El Papa santo, San Juan Pablo II, nos dijo, en el inicio de su encíclica “Ciencia y Fe” que “La Fe y la Razón son las dos alas con las cuales, el espíritu se eleva a la contemplación de la verdad”.
Dios ha puesto en el corazón del hombre el deseo de conocer la verdad y, en definitiva, de conocerle a Él para que, conociéndolo y amándolo, pueda alcanzar también la plena verdad sobre sí mismo (cf. Ex 33, 18; Sal 27 [26], 8-9; 63 [62], 2-3; Jn 14, 8; 1 Jn 3, 2).”
Esta búsqueda de la verdad es el eje central, alrededor del cual los científicos, ateos o creyentes trabajan continuamente para ir construyendo el edificio del conocimiento.
Contra la creencia popular de que la ciencia y la fe están en conflicto —y por lo tanto, un buen científico debe ser ateo, a al menos escéptico respecto del mundo espiritual y de la existencia de un Dios— la realidad y la historia nos demuestran lo contrario: que muchos de los grandes científicos han sido también buenos creyentes y practicantes de la religión, principalmente de la religión católica.
Podemos empezar mencionando que el conocimiento generado por las antiguas civilizaciones, principalmente griegas y romanas. Mucho de lo que ahora llamamos ciencias naturales se logró gracias a la Iglesia Católica, en cuyos grandes conventos se conservaron y se reprodujeron los grandes tratados de la antigüedad. Gracias a la ardua y piadosa labor extenuante de los monjes católicos, ahora podemos disfrutar desde la Ilíada y la Odisea, hasta los primeros estudios de la tierra como una esfera de Anaximandro y Eratóstenes, y posteriormente a Platón y Aristóteles en el desarrollo de los pilares de la filosofía y la metafísica contemporáneas.

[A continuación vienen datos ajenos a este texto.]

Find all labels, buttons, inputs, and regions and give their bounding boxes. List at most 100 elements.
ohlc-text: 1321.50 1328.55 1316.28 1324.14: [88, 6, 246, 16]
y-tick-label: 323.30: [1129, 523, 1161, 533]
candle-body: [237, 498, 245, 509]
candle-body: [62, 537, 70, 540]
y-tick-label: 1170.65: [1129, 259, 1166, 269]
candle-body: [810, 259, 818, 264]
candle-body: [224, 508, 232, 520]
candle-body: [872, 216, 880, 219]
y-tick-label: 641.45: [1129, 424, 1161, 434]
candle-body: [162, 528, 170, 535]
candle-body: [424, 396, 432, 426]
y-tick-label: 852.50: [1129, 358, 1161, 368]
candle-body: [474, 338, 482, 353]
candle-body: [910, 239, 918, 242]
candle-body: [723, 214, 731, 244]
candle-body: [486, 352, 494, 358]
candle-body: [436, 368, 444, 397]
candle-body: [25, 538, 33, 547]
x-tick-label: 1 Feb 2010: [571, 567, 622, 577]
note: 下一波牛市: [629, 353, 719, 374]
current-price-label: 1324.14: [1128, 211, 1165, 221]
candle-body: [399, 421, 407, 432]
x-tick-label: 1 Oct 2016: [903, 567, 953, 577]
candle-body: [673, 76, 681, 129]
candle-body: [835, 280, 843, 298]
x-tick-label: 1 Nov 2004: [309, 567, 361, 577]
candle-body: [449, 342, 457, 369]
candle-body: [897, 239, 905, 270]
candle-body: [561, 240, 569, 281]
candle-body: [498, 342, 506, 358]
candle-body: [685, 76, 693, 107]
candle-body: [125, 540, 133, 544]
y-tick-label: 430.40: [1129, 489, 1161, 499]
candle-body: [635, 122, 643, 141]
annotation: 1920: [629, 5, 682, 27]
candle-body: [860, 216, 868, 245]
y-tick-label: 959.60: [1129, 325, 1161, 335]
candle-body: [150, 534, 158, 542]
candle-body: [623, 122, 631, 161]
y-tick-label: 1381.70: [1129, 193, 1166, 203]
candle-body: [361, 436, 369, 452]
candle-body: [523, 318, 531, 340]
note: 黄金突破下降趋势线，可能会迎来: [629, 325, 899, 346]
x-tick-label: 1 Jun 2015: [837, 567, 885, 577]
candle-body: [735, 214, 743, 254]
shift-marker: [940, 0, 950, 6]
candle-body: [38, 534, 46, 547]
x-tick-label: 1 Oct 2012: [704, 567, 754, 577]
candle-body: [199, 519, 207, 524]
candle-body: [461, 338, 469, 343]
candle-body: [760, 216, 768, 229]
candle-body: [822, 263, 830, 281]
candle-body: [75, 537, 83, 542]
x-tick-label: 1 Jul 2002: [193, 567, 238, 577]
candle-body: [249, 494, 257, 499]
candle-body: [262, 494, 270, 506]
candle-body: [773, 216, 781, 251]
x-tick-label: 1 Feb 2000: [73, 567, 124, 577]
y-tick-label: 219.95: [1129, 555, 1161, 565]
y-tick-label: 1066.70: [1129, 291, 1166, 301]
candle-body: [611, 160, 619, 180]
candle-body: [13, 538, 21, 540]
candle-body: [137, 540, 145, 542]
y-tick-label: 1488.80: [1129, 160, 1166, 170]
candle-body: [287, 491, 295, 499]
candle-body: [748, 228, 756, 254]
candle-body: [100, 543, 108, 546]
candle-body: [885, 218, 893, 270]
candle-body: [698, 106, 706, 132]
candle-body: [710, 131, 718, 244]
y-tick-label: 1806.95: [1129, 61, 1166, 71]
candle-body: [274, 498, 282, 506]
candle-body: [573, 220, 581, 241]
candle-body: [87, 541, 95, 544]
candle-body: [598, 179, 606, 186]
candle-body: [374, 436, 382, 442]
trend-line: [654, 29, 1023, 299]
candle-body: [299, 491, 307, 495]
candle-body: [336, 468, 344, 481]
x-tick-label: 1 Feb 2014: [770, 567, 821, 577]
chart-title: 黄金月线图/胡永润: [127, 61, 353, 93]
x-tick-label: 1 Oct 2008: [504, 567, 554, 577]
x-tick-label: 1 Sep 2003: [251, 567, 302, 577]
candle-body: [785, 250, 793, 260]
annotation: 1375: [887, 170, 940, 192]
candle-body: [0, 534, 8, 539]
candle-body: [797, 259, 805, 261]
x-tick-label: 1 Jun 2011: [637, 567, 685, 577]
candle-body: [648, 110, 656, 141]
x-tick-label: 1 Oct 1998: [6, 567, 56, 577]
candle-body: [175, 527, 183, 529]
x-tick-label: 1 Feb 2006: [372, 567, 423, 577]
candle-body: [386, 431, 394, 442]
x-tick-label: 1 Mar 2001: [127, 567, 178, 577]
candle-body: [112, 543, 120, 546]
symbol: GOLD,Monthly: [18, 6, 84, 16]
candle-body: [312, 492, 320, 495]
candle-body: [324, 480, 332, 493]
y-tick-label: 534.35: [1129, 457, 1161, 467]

Pero de esta etapa, los pensadores católicos pasaron a la etapa de la generación de nuevos conocimientos. Así, vemos en el siglo XII el surgimiento de las primeras universidades, Bolonia, París, Oxford, en las cuales una sección del famoso ‘cuadrivium’ eran las matemáticas, la física y la astronomía. En el siglo XIII y XIV brilló con inmensa luz propia San Alberto, conocido como el “Magno” por su extenso conocimiento de todas las disciplinas de su tiempo, entre otras las ciencias naturales, en las cuales instituyó el método de estudiar la naturaleza en el campo mismo y puso de algún modo las bases de la ciencia experimental.
Pero para dar una visión amplia citaré a tres grandes científicos, que además de haber sido hombres de Iglesia, cambiaron drásticamente el desarrollo de la ciencia con sus descubrimientos.
Nicolás Copérnico sentó las bases observacionales del Sistema Heliocéntrico del Sistema Solar, derrumbando a la larga, la caída del Sistema Geocéntrico, mantenido universalmente en su época.
El Monje Agustino Gregorio Mendel llegó al establecimiento de las famosas “Tres Leyes de la Herencia de Mendel”, desarrollando estudios de la reproducción de los guisantes, y con experimentos precisos y bien diseñados. Estas leyes son el fundamento de toda la actual teoría genética que ha tenido un desarrollo explosivo reciente.
El sacerdote católico Georges Lemaitre desarrolló el modelo cosmológico conocido como la “Teoría del Átomo Primigenio” conocida actualmente como el “Big Bang”. Esta teoría es la base de todo los actuales modelos cosmológicos que pretender estudiar y conocer el origen y evolución del universo.
Estos son ejemplos luminosos de la contribución de hombres de Iglesia al desarrollo de la ciencia, aportando teorías y experimentos fundamentales que han contribuido en aspectos fundamentales al progreso científico, confirmando la famosa frase de Galileo “El estudio del Libro de la Naturaleza y el Libro de la Revelación no pueden contradecirse, porque ambos tienen al mismo autor”.